Without Sorsby, and with massive questions about who would play quarterback, head coach Joey McGuire’s squad might have been lucky to go bowling. This injunction, where the judge ruled that the NCAA had breached its contract with the Tech quarterback and caused him irreparable harm, will no doubt affect the Big 12 far more than anyone else, but Notre Dame shouldn’t be happy to see this kind of ruling come down, for a whole host of reasons.
Brendan Sorsby injunction gives Notre Dame football another CFP variable
First and foremost, the Irish shouldn’t be happy that the NCAA was essentially told they cannot enforce even the most obvious and uncomplicated rules. The sheriff just had to hand in their badge and gun. Even if that gun was mostly shooting blanks in this new litigious era of college sports, at least there was the danger of some sort of punishment. Now, to quote the late Aristotle Onassis, “The only rule is, there are no rules.”
Notre Dame is the better team than Texas Tech on paper. The Red Raiders certainly didn’t look like an impressive CFP team last year when they were dominated by Oregon, after a 2025 regular season in which they faced very few remotely good teams.
Still, the playoffs are a different animal. What if Notre Dame is without a key player due to injury (he can no longer miss time due to breaking NCAA rules, so that’s a plus), say Leonard Moore? What if Sorsby throws a game-winning touchdown to the side of the field that Moore normally patrols? Suddenly, the injunction becomes a major factor in the Irish missing out on the national title.

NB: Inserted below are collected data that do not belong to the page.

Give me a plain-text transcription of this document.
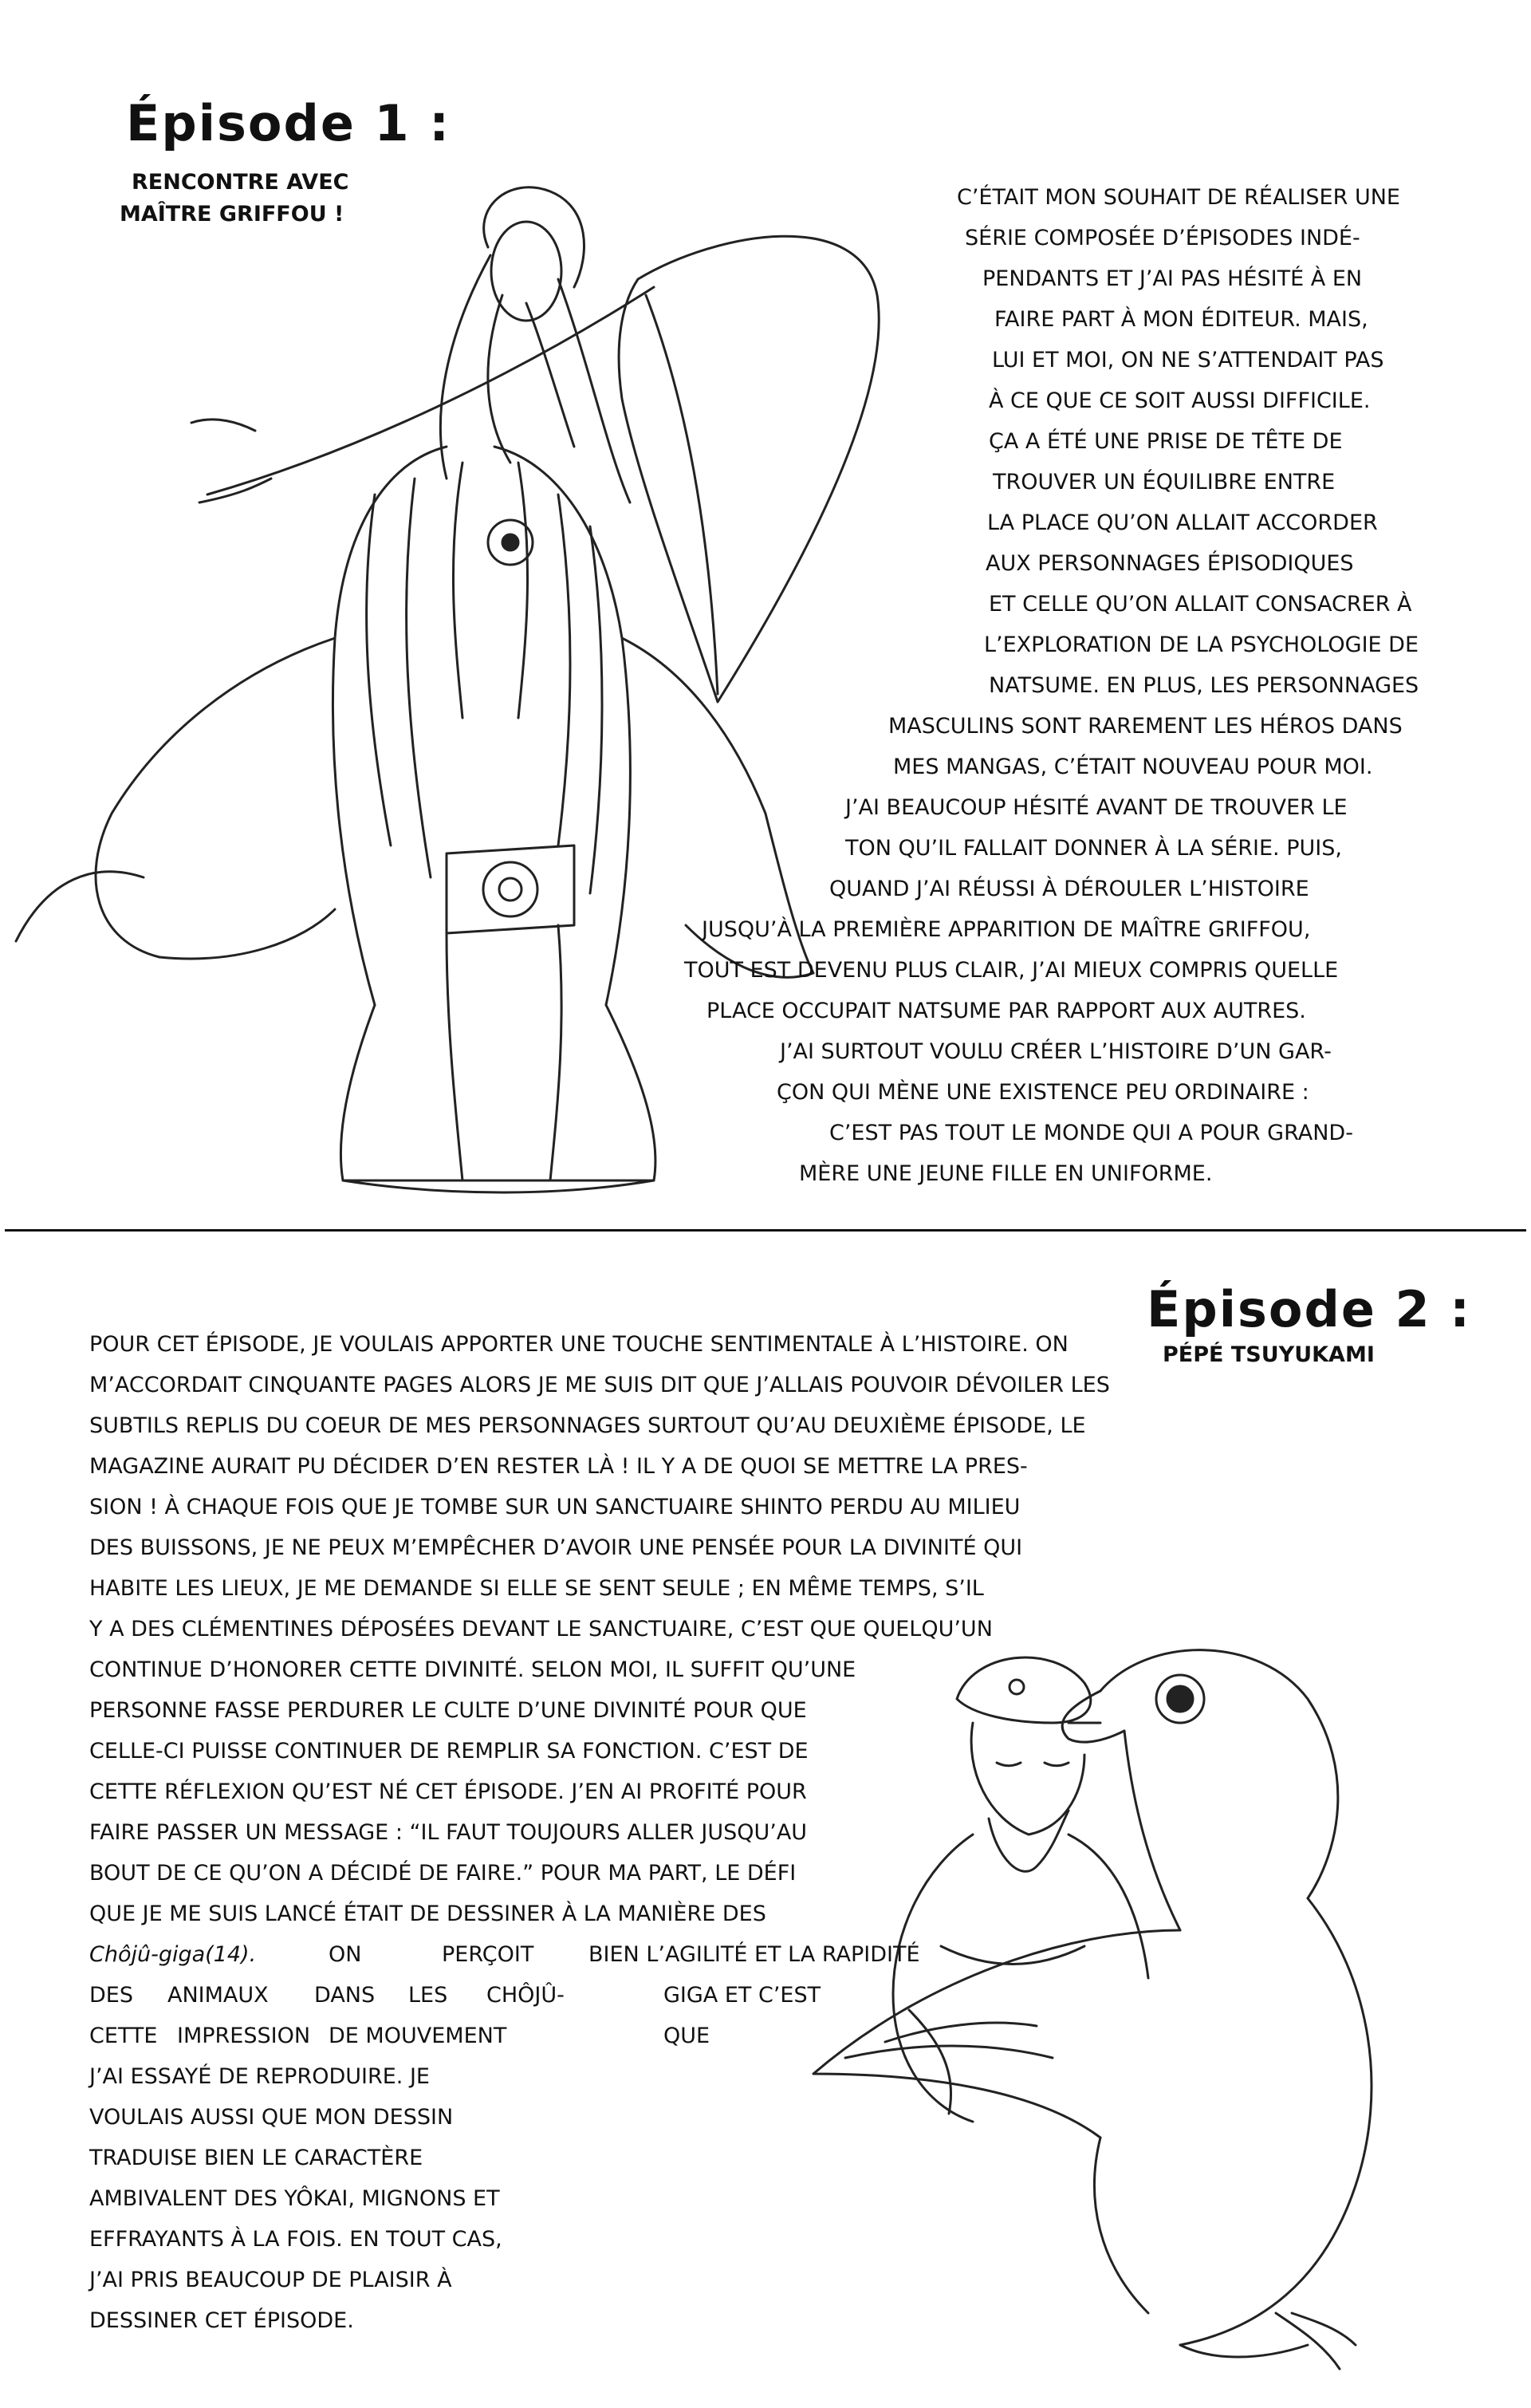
Épisode 1 :
RENCONTRE AVEC
MAÎTRE GRIFFOU !
C’ÉTAIT MON SOUHAIT DE RÉALISER UNE
SÉRIE COMPOSÉE D’ÉPISODES INDÉ-
PENDANTS ET J’AI PAS HÉSITÉ À EN
FAIRE PART À MON ÉDITEUR. MAIS,
LUI ET MOI, ON NE S’ATTENDAIT PAS
À CE QUE CE SOIT AUSSI DIFFICILE.
ÇA A ÉTÉ UNE PRISE DE TÊTE DE
TROUVER UN ÉQUILIBRE ENTRE
LA PLACE QU’ON ALLAIT ACCORDER
AUX PERSONNAGES ÉPISODIQUES
ET CELLE QU’ON ALLAIT CONSACRER À
L’EXPLORATION DE LA PSYCHOLOGIE DE
NATSUME. EN PLUS, LES PERSONNAGES
MASCULINS SONT RAREMENT LES HÉROS DANS
MES MANGAS, C’ÉTAIT NOUVEAU POUR MOI.
J’AI BEAUCOUP HÉSITÉ AVANT DE TROUVER LE
TON QU’IL FALLAIT DONNER À LA SÉRIE. PUIS,
QUAND J’AI RÉUSSI À DÉROULER L’HISTOIRE
JUSQU’À LA PREMIÈRE APPARITION DE MAÎTRE GRIFFOU,
TOUT EST DEVENU PLUS CLAIR, J’AI MIEUX COMPRIS QUELLE
PLACE OCCUPAIT NATSUME PAR RAPPORT AUX AUTRES.
J’AI SURTOUT VOULU CRÉER L’HISTOIRE D’UN GAR-
ÇON QUI MÈNE UNE EXISTENCE PEU ORDINAIRE :
C’EST PAS TOUT LE MONDE QUI A POUR GRAND-
MÈRE UNE JEUNE FILLE EN UNIFORME.
Épisode 2 :
PÉPÉ TSUYUKAMI
POUR CET ÉPISODE, JE VOULAIS APPORTER UNE TOUCHE SENTIMENTALE À L’HISTOIRE. ON
M’ACCORDAIT CINQUANTE PAGES ALORS JE ME SUIS DIT QUE J’ALLAIS POUVOIR DÉVOILER LES
SUBTILS REPLIS DU COEUR DE MES PERSONNAGES SURTOUT QU’AU DEUXIÈME ÉPISODE, LE
MAGAZINE AURAIT PU DÉCIDER D’EN RESTER LÀ ! IL Y A DE QUOI SE METTRE LA PRES-
SION ! À CHAQUE FOIS QUE JE TOMBE SUR UN SANCTUAIRE SHINTO PERDU AU MILIEU
DES BUISSONS, JE NE PEUX M’EMPÊCHER D’AVOIR UNE PENSÉE POUR LA DIVINITÉ QUI
HABITE LES LIEUX, JE ME DEMANDE SI ELLE SE SENT SEULE ; EN MÊME TEMPS, S’IL
Y A DES CLÉMENTINES DÉPOSÉES DEVANT LE SANCTUAIRE, C’EST QUE QUELQU’UN
CONTINUE D’HONORER CETTE DIVINITÉ. SELON MOI, IL SUFFIT QU’UNE
PERSONNE FASSE PERDURER LE CULTE D’UNE DIVINITÉ POUR QUE
CELLE-CI PUISSE CONTINUER DE REMPLIR SA FONCTION. C’EST DE
CETTE RÉFLEXION QU’EST NÉ CET ÉPISODE. J’EN AI PROFITÉ POUR
FAIRE PASSER UN MESSAGE : “IL FAUT TOUJOURS ALLER JUSQU’AU
BOUT DE CE QU’ON A DÉCIDÉ DE FAIRE.” POUR MA PART, LE DÉFI
QUE JE ME SUIS LANCÉ ÉTAIT DE DESSINER À LA MANIÈRE DES
Chôjû-giga(14).	ON	PERÇOIT	BIEN L’AGILITÉ ET LA RAPIDITÉ
DES ANIMAUX DANS LES CHÔJÛ-	GIGA ET C’EST
CETTE IMPRESSION DE MOUVEMENT	QUE
J’AI ESSAYÉ DE REPRODUIRE. JE
VOULAIS AUSSI QUE MON DESSIN
TRADUISE BIEN LE CARACTÈRE
AMBIVALENT DES YÔKAI, MIGNONS ET
EFFRAYANTS À LA FOIS. EN TOUT CAS,
J’AI PRIS BEAUCOUP DE PLAISIR À
DESSINER CET ÉPISODE.
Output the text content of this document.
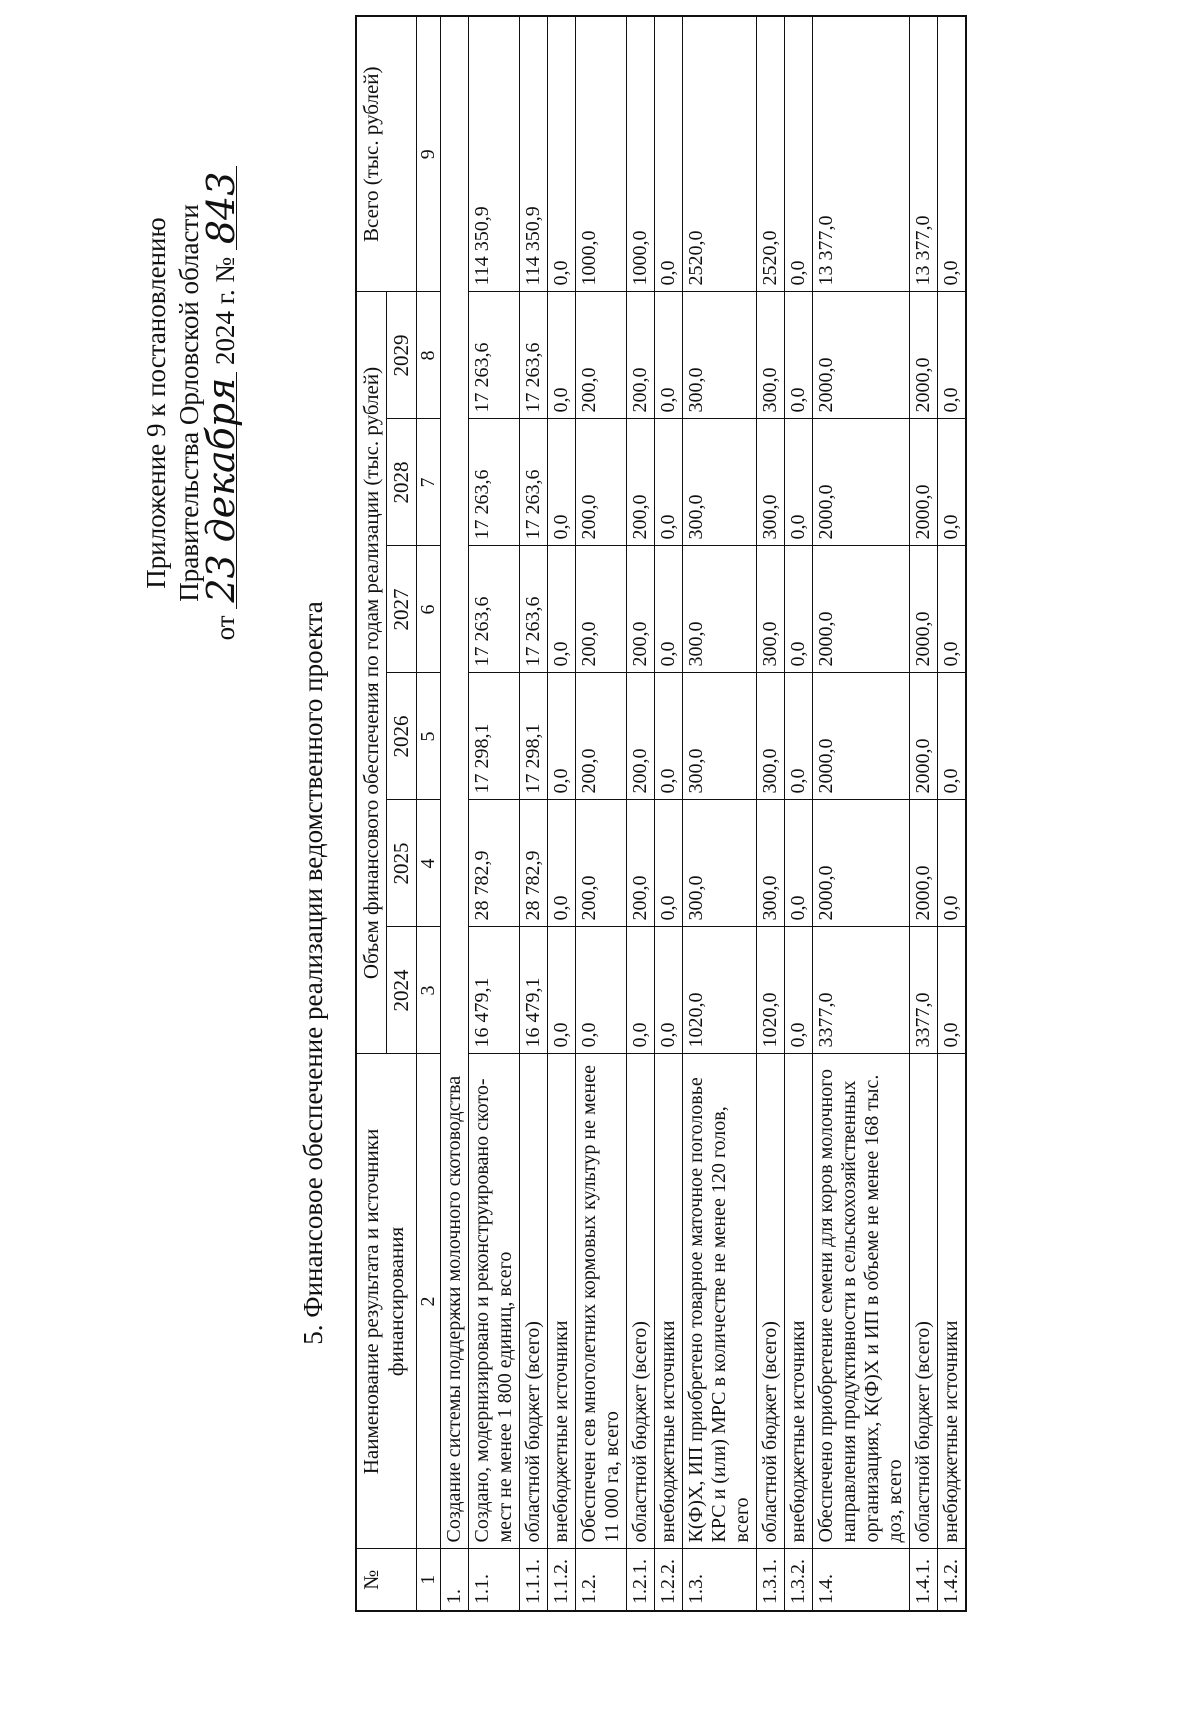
Приложение 9 к постановлению Правительства Орловской области
от 23декабря 2024 г. № 843
5. Финансовое обеспечение реализации ведомственного проекта
№	Наименование результата и источники финансирования	Объем финансового обеспечения по годам реализации (тыс. рублей)						Всего (тыс. рублей)
		2024	2025	2026	2027	2028	2029	
1	2	3	4	5	6	7	8	9
1.	Создание системы поддержки молочного скотоводства							
1.1.	Создано, модернизировано и реконструировано ското-мест не менее 1 800 единиц, всего	16 479,1	28 782,9	17 298,1	17 263,6	17 263,6	17 263,6	114 350,9
1.1.1.	областной бюджет (всего)	16 479,1	28 782,9	17 298,1	17 263,6	17 263,6	17 263,6	114 350,9
1.1.2.	внебюджетные источники	0,0	0,0	0,0	0,0	0,0	0,0	0,0
1.2.	Обеспечен сев многолетних кормовых культур не менее 11 000 га, всего	0,0	200,0	200,0	200,0	200,0	200,0	1000,0
1.2.1.	областной бюджет (всего)	0,0	200,0	200,0	200,0	200,0	200,0	1000,0
1.2.2.	внебюджетные источники	0,0	0,0	0,0	0,0	0,0	0,0	0,0
1.3.	К(Ф)Х, ИП приобретено товарное маточное поголовье КРС и (или) МРС в количестве не менее 120 голов, всего	1020,0	300,0	300,0	300,0	300,0	300,0	2520,0
1.3.1.	областной бюджет (всего)	1020,0	300,0	300,0	300,0	300,0	300,0	2520,0
1.3.2.	внебюджетные источники	0,0	0,0	0,0	0,0	0,0	0,0	0,0
1.4.	Обеспечено приобретение семени для коров молочного направления продуктивности в сельскохозяйственных организациях, К(Ф)Х и ИП в объеме не менее 168 тыс. доз, всего	3377,0	2000,0	2000,0	2000,0	2000,0	2000,0	13 377,0
1.4.1.	областной бюджет (всего)	3377,0	2000,0	2000,0	2000,0	2000,0	2000,0	13 377,0
1.4.2.	внебюджетные источники	0,0	0,0	0,0	0,0	0,0	0,0	0,0
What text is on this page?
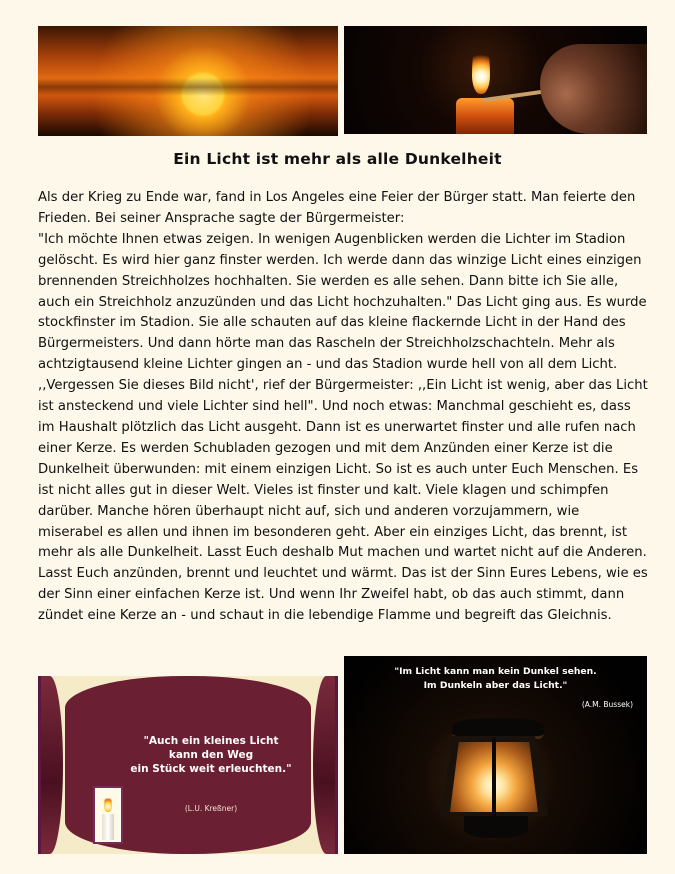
Ein Licht ist mehr als alle Dunkelheit
Als der Krieg zu Ende war, fand in Los Angeles eine Feier der Bürger statt. Man feierte den Frieden. Bei seiner Ansprache sagte der Bürgermeister:
"Ich möchte Ihnen etwas zeigen. In wenigen Augenblicken werden die Lichter im Stadion gelöscht. Es wird hier ganz finster werden. Ich werde dann das winzige Licht eines einzigen brennenden Streichholzes hochhalten. Sie werden es alle sehen. Dann bitte ich Sie alle, auch ein Streichholz anzuzünden und das Licht hochzuhalten." Das Licht ging aus. Es wurde stockfinster im Stadion. Sie alle schauten auf das kleine flackernde Licht in der Hand des Bürgermeisters. Und dann hörte man das Rascheln der Streichholzschachteln. Mehr als achtzigtausend kleine Lichter gingen an - und das Stadion wurde hell von all dem Licht. ,,Vergessen Sie dieses Bild nicht', rief der Bürgermeister: ,,Ein Licht ist wenig, aber das Licht ist ansteckend und viele Lichter sind hell". Und noch etwas: Manchmal geschieht es, dass im Haushalt plötzlich das Licht ausgeht. Dann ist es unerwartet finster und alle rufen nach einer Kerze. Es werden Schubladen gezogen und mit dem Anzünden einer Kerze ist die Dunkelheit überwunden: mit einem einzigen Licht. So ist es auch unter Euch Menschen. Es ist nicht alles gut in dieser Welt. Vieles ist finster und kalt. Viele klagen und schimpfen darüber. Manche hören überhaupt nicht auf, sich und anderen vorzujammern, wie miserabel es allen und ihnen im besonderen geht. Aber ein einziges Licht, das brennt, ist mehr als alle Dunkelheit. Lasst Euch deshalb Mut machen und wartet nicht auf die Anderen. Lasst Euch anzünden, brennt und leuchtet und wärmt. Das ist der Sinn Eures Lebens, wie es der Sinn einer einfachen Kerze ist. Und wenn Ihr Zweifel habt, ob das auch stimmt, dann zündet eine Kerze an - und schaut in die lebendige Flamme und begreift das Gleichnis.
"Auch ein kleines Licht
kann den Weg
ein Stück weit erleuchten."
(L.U. Kreßner)
"Im Licht kann man kein Dunkel sehen.
Im Dunkeln aber das Licht."
(A.M. Bussek)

If Monday’s injunction helped cause “irreparable harm” to Notre Dame’s national title hopes, what relief will Marcus Freeman and Co. be able to seek? Can they go to court in South Bend and find a friendly judge who issues an injunction against the NCAA giving the title to anyone else?
The college football world is now in a world of ridiculous hypotheticals that could somehow come true. Notre Dame, meanwhile, as well as every other team due to play Texas Tech after Week 2, is punished by a judge who decided the NCAA can’t punish anyone.